Sekarang saya tanya….. Bagaimana hal ini dapat dijadikan acuan untuk mengembangkan sistem teknologi terpadu karya anak bangsa yang dibanggakan?
Lucunya, banyak ahli ahli tersebut hengkang, karena diluar ternyata karya mereka lebih dihargai, dipergunakan, dan memberi imbalan benefits bagi siempunya temuan. Apalagi intellectual-property mereka diakui. Tanpa takut karyanya dicontek dan diaku sebagai hak orang lain terutama bosnya sendiri demi keuntungan mereka.
Sebenarnya masih banyak lagi “kecoa di balik karpet” yang harus diperbaiki dan dibina agar para ahli Indonesia ini kembali ke tanah air dan mengembangkan karyanya untuk bangsa ini. Jangan melulu menudingkan jari kepada mereka, Alangkah baiknya jika rakyat dan pemerintah RI memperbaiki infrastruktur dan superioritas hukum dalam mengatur wadah bagi para pakar tersebut agar mereka dapat berkarya demi bangsa dan negaranya.

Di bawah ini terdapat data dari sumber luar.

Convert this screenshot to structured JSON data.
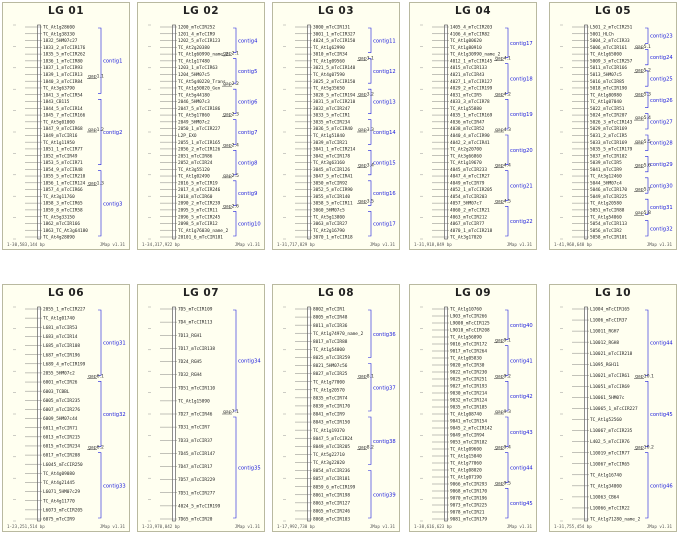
{
  "credit": "JMap v1.31",
  "colors": {
    "contig": "#1b1bdc",
    "gap": "#333333",
    "marker": "#222222",
    "panel_bg": "#fffff0",
    "border": "#b9b9a0"
  },
  "panels": [
    {
      "title": "LG 01",
      "footer": "1-30,583,144 bp",
      "markers": [
        "TC_At1g28600",
        "TC_At1g38330",
        "1832_5HM07c27",
        "1833_2_mTcCIR176",
        "1835_5_mTcCIR262",
        "1836_1_mTcCIR80",
        "1837_1_mTcCIR93",
        "1839_1_mTcCIR13",
        "1840_3_mTcCIR84",
        "TC_At3g63790",
        "1841_3_mTcCIR54",
        "1843_CB115",
        "1844_5_mTcCIR14",
        "1845_7_mTcCIR166",
        "TC_At5g01000",
        "1847_9_mTcCIR68",
        "1849_mTcCIR16",
        "TC_At1g11950",
        "1851_1_mTcCIR77",
        "1852_mTcCIR49",
        "1853_5_mTcCIR71",
        "1854_9_mTcCIR48",
        "1855_5_mTcCIR210",
        "1856_1_mTcCIR124",
        "1857_4_mTcCIR66",
        "TC_At3g11760",
        "1858_3_mTcCIR65",
        "1859_8_mTcCIR58",
        "TC_At5g33150",
        "1862_mTcCIR166",
        "1863_TC_At3g64180",
        "TC_At4g28090"
      ],
      "contigs": [
        "contig1",
        "contig2",
        "contig3"
      ],
      "gaps": [
        "gap1.1",
        "gap1.2",
        "gap1.3"
      ]
    },
    {
      "title": "LG 02",
      "footer": "1-34,317,922 bp",
      "markers": [
        "1200_mTcCIR252",
        "1201_4_mTcCIR9",
        "1202_5_mTcCIR123",
        "TC_At2g20380",
        "TC_At1g60990_name_2",
        "TC_At1g17480",
        "1203_1_mTcCIR63",
        "1204_5HM07c5",
        "TC_At5g40220_Trans",
        "TC_At1g50020_Gen",
        "TC_At5g44180",
        "2046_5HM07c3",
        "2047_5_mTcCIR186",
        "TC_At5g17860",
        "2049_5HM07c2",
        "2050_1_mTcCIR227",
        "L2P_EXO",
        "2055_1_mTcCIR165",
        "2056_2_mTcCIR126",
        "2051_mTcCIR86",
        "2052_mTcCIR24",
        "TC_At3g55120",
        "TC_At1g02490",
        "2016_5_mTcCIR19",
        "2017_4_mTcCIR246",
        "2018_mTcCIR60",
        "2090_2_mTcCIR239",
        "2095_5_mTcCIR11",
        "2096_5_mTcCIR245",
        "2098_5_mTcCIR12",
        "TC_At1g76030_name_2",
        "20101_6_mTcCIR181"
      ],
      "contigs": [
        "contig4",
        "contig5",
        "contig6",
        "contig7",
        "contig8",
        "contig9",
        "contig10"
      ],
      "gaps": [
        "gap2.1",
        "gap2.2",
        "gap2.3",
        "gap2.4",
        "gap2.5",
        "gap2.6"
      ]
    },
    {
      "title": "LG 03",
      "footer": "1-31,717,829 bp",
      "markers": [
        "3000_mTcCIR131",
        "3001_1_mTcCIR327",
        "4024_5_mTcCIR150",
        "TC_At1g62990",
        "3010_mTcCIR34",
        "TC_At1g09560",
        "3021_5_mTcCIR140",
        "TC_At4g07590",
        "3025_2_mTcCIR150",
        "TC_At5g35650",
        "3028_5_mTcCIR194",
        "3031_5_mTcCIR210",
        "3032_mTcCIR247",
        "3033_5_mTcCIR1",
        "3035_mTcCIR234",
        "3036_5_mTcCIR40",
        "TC_At1g51840",
        "3039_mTcCIR21",
        "3041_1_mTcCIR214",
        "3042_mTcCIR178",
        "TC_At3g63160",
        "3045_mTcCIR126",
        "3047_5_mTcCIR41",
        "3050_mTcCIR92",
        "3052_5_mTcCIR90",
        "3055_mTcCIR140",
        "3058_5_mTcCIR11",
        "3060_5HM07c5",
        "TC_At5g13800",
        "3063_mTcCIR27",
        "TC_At2g16790",
        "3070_1_mTcCIR18"
      ],
      "contigs": [
        "contig11",
        "contig12",
        "contig13",
        "contig14",
        "contig15",
        "contig16",
        "contig17"
      ],
      "gaps": [
        "gap3.1",
        "gap3.2",
        "gap3.3",
        "gap3.4",
        "gap3.5"
      ]
    },
    {
      "title": "LG 04",
      "footer": "1-31,918,849 bp",
      "markers": [
        "1405_4_mTcCIR203",
        "4106_4_mTcCIR82",
        "TC_At1g00620",
        "TC_At1g80910",
        "TC_At1g30990_name_2",
        "4012_1_mTcCIR145",
        "4015_mTcCIR133",
        "4021_mTcCIR43",
        "4027_1_mTcCIR127",
        "4029_2_mTcCIR199",
        "4031_mTcCIR5",
        "4033_3_mTcCIR78",
        "TC_At1g55880",
        "4035_1_mTcCIR169",
        "4036_mTcCIR47",
        "4038_mTcCIR52",
        "4040_4_mTcCIR90",
        "4042_2_mTcCIR41",
        "TC_At2g20700",
        "TC_At3g66860",
        "TC_At1g19670",
        "4045_mTcCIR233",
        "4047_4_mTcCIR27",
        "4049_mTcCIR79",
        "4052_1_mTcCIR205",
        "4054_mTcCIR203",
        "4057_5HM07c7",
        "4060_2_mTcCIR21",
        "4063_mTcCIR212",
        "4067_mTcCIR77",
        "4070_1_mTcCIR218",
        "TC_At3g17020"
      ],
      "contigs": [
        "contig17",
        "contig18",
        "contig19",
        "contig20",
        "contig21",
        "contig22"
      ],
      "gaps": [
        "gap4.1",
        "gap4.2",
        "gap4.3",
        "gap4.4",
        "gap4.5"
      ]
    },
    {
      "title": "LG 05",
      "footer": "1-41,968,648 bp",
      "markers": [
        "L501_2_mTcCIR251",
        "5001_HLCh",
        "5004_2_mTcCIR33",
        "5006_mTcCIR161",
        "TC_At1g65000",
        "5009_3_mTcCIR257",
        "5011_mTcCIR166",
        "5013_5HM07c5",
        "5016_mTcCIR85",
        "5018_mTcCIR190",
        "TC_At1g80980",
        "TC_At1g07040",
        "5022_mTcCIR51",
        "5024_mTcCIR207",
        "5026_3_mTcCIR143",
        "5029_mTcCIR169",
        "5031_2_mTcCIR5",
        "5033_mTcCIR169",
        "5035_5_mTcCIR179",
        "5037_mTcCIR102",
        "5039_mTcCIR5",
        "5041_mTcCIR9",
        "TC_At3g12460",
        "5044_5HM07c4",
        "5046_mTcCIR170",
        "5049_mTcCIR225",
        "TC_At1g20580",
        "5051_mTcCIR88",
        "TC_At1g54060",
        "5054_mTcCIR113",
        "5056_mTcCIR2",
        "5058_mTcCIR101"
      ],
      "contigs": [
        "contig23",
        "contig24",
        "contig25",
        "contig26",
        "contig27",
        "contig28",
        "contig29",
        "contig30",
        "contig31",
        "contig32"
      ],
      "gaps": [
        "gap5.1",
        "gap5.2",
        "gap5.3",
        "gap5.4",
        "gap5.5",
        "gap5.6",
        "gap5.7",
        "gap5.8"
      ]
    },
    {
      "title": "LG 06",
      "footer": "1-23,251,514 bp",
      "markers": [
        "2055_1_mTcCIR227",
        "TC_At1g01740",
        "L681_mTcCIR53",
        "L683_mTcCIR14",
        "L685_mTcCIR108",
        "L687_mTcCIR196",
        "L689_4_mTcCIR199",
        "2055_5HM07c2",
        "6001_mTcCIR26",
        "6003_TCBBL",
        "6005_mTcCIR235",
        "6007_mTcCIR276",
        "6009_5HM07c44",
        "6011_mTcCIR71",
        "6013_mTcCIR215",
        "6015_mTcCIR234",
        "6017_mTcCIR208",
        "L6045_mTcCIR250",
        "TC_At4g09080",
        "TC_At4g21445",
        "L6071_5HM07c29",
        "TC_At4g11770",
        "L6073_mTcCIR205",
        "6075_mTcCIR9"
      ],
      "contigs": [
        "contig31",
        "contig32",
        "contig33"
      ],
      "gaps": [
        "gap6.1",
        "gap6.2"
      ]
    },
    {
      "title": "LG 07",
      "footer": "1-23,970,042 bp",
      "markers": [
        "7D5_mTcCIR109",
        "7D4_mTcCIR113",
        "7D13_RGH1",
        "7D17_mTcCIR138",
        "7D24_RGH5",
        "7D32_RGH4",
        "7D51_mTcCIR110",
        "TC_At1g15090",
        "7D27_mTcCIR46",
        "7D31_mTcCIR7",
        "7D33_mTcCIR37",
        "7D45_mTcCIR147",
        "7D47_mTcCIR17",
        "7D57_mTcCIR229",
        "7D51_mTcCIR277",
        "4024_5_mTcCIR199",
        "7D65_mTcCIR20"
      ],
      "contigs": [
        "contig34",
        "contig35"
      ],
      "gaps": [
        "gap7.1"
      ]
    },
    {
      "title": "LG 08",
      "footer": "1-17,992,730 bp",
      "markers": [
        "8002_mTcCIR1",
        "8005_mTcCIR48",
        "8011_mTcCIR36",
        "TC_At1g74970_name_2",
        "8017_mTcCIR88",
        "TC_At1g54000",
        "8025_mTcCIR259",
        "8021_5HM07c56",
        "8027_mTcCIR25",
        "TC_At1g77000",
        "TC_At1g20570",
        "8035_mTcCIR74",
        "8039_mTcCIR170",
        "8041_mTcCIR9",
        "8043_mTcCIR150",
        "TC_At1g19370",
        "8047_5_mTcCIR24",
        "8049_mTcCIR205",
        "TC_At5g22710",
        "TC_At3g22020",
        "8054_mTcCIR236",
        "8057_mTcCIR181",
        "8059_6_mTcCIR199",
        "8061_mTcCIR198",
        "8063_mTcCIR127",
        "8065_mTcCIR246",
        "8068_mTcCIR103"
      ],
      "contigs": [
        "contig36",
        "contig37",
        "contig38",
        "contig39"
      ],
      "gaps": [
        "gap8.1",
        "gap8.2"
      ]
    },
    {
      "title": "LG 09",
      "footer": "1-38,616,623 bp",
      "markers": [
        "TC_At1g10760",
        "L903_mTcCIR266",
        "L9008_mTcCIR125",
        "L9010_mTcCIR208",
        "TC_At1g56090",
        "9016_mTcCIR172",
        "9017_mTcCIR264",
        "TC_At1g05830",
        "9020_mTcCIR30",
        "9022_mTcCIR230",
        "9025_mTcCIR251",
        "9027_mTcCIR193",
        "9030_mTcCIR214",
        "9032_mTcCIR124",
        "9035_mTcCIR185",
        "TC_At1g08740",
        "9041_mTcCIR154",
        "9045_2_mTcCIR142",
        "9049_mTcCIR94",
        "9053_mTcCIR182",
        "TC_At1g09600",
        "TC_At1g15040",
        "TC_At1g77060",
        "TC_At1g08020",
        "TC_At1g07190",
        "9066_mTcCIR293",
        "9068_mTcCIR170",
        "9070_mTcCIR196",
        "9073_mTcCIR225",
        "9078_mTcCIR21",
        "9081_mTcCIR179"
      ],
      "contigs": [
        "contig40",
        "contig41",
        "contig42",
        "contig43",
        "contig44",
        "contig45"
      ],
      "gaps": [
        "gap9.1",
        "gap9.2",
        "gap9.3",
        "gap9.4",
        "gap9.5"
      ]
    },
    {
      "title": "LG 10",
      "footer": "1-31,755,454 bp",
      "markers": [
        "L1004_mTcCIR165",
        "L1006_mTcCIR37",
        "L10011_RGH7",
        "L10012_RGH8",
        "L10021_mTcCIR218",
        "L1095_RGH11",
        "L10021_mTcCIR61",
        "L10051_mTcCIR69",
        "L10061_5HM07c",
        "L10065_1_mTcCIR227",
        "TC_At1g52560",
        "L10067_mTcCIR235",
        "L402_5_mTcCIR76",
        "L10019_mTcCIR77",
        "L10067_mTcCIR65",
        "TC_At1g16740",
        "TC_At1g34000",
        "L10063_CB64",
        "L10066_mTcCIR22",
        "TC_At1g71280_name_2"
      ],
      "contigs": [
        "contig44",
        "contig45",
        "contig46"
      ],
      "gaps": [
        "gap10.1",
        "gap10.2"
      ]
    }
  ]
}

Mohon maaf jika ada perkataan saya yang menyinggung, hal hal di atas adalah pengalaman saya pribadi. Tetapi setidaknya sebagai indikator agar bangsa dan pemerintah dapat melakukan introspeksi mendalam.
Tabik,
Brotosemedi hanya sebagai tukang tambal ban
di LM-ADP (Skunk Works) Palmdale, California.